Revised text in the manuscript:
"The INDI/DI and PPO blocks follow established formulations, but their coupling here defines a task-specific control algorithm for moving-deck operation."
Revised text in the manuscript:
"Following PPO, policy updates are performed on rollout batches collected under the current closed-loop controller."
Revised text in the manuscript:
"Advantage estimation is computed by generalized advantage estimation (GAE)."
Round 2
Reviewer 2 Report
Comments and Suggestions for AuthorsThe authors have substantially revised the manuscript and have addressed my previous comments in a satisfactory manner. The novelty is now presented more cautiously and appropriately, with the contribution framed as a deck-relative, baseline-preserving residual PPO architecture that integrates established components rather than as a fundamentally new control method. The revised manuscript also more clearly acknowledges the simplified nature of the simulation framework, including the CETI disturbance surrogate, the quasi-steady Cheeseman-Bennett ground-effect correction, and the analytic multisine deck-motion model.
I also appreciate the strengthened comparison with additional structured baselines, including INDI, DOB/CTSMC, and SHMPC, as well as the inclusion of confidence intervals, dispersion statistics, and paired statistical comparisons. These additions make the evidence more convincing and improve the balance of the manuscript.

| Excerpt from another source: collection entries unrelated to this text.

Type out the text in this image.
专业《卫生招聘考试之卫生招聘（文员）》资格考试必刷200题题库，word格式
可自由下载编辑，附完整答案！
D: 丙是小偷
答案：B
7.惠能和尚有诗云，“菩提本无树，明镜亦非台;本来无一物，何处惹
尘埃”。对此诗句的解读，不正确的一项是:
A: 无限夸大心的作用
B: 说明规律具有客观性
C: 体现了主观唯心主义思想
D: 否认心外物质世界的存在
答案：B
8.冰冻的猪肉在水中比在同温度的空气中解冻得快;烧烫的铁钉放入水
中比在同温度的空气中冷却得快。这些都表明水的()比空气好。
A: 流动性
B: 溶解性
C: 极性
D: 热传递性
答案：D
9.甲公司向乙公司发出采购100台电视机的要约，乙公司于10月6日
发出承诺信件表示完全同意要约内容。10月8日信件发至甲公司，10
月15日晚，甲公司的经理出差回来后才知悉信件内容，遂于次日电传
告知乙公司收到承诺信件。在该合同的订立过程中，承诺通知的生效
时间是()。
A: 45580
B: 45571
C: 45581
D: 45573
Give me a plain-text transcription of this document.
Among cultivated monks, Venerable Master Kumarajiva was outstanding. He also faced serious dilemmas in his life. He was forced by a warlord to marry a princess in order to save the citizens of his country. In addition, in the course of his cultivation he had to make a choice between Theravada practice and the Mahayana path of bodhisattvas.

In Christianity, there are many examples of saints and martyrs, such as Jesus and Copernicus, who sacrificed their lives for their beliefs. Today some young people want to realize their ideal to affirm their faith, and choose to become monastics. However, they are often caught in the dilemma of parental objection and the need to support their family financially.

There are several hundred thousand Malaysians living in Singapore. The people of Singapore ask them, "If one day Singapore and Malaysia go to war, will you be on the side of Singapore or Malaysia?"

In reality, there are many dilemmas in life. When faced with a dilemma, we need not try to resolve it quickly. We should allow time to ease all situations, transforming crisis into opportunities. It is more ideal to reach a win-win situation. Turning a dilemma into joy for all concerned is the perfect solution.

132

The discussion of safety, stability limitations, residual command bounds, actuator constraints, and future work has also improved. Although the study remains a simulation-based feasibility investigation and some aspects of reproducibility still depend on future public release or availability upon request, I consider the current revision sufficient for publication. I recommend acceptance.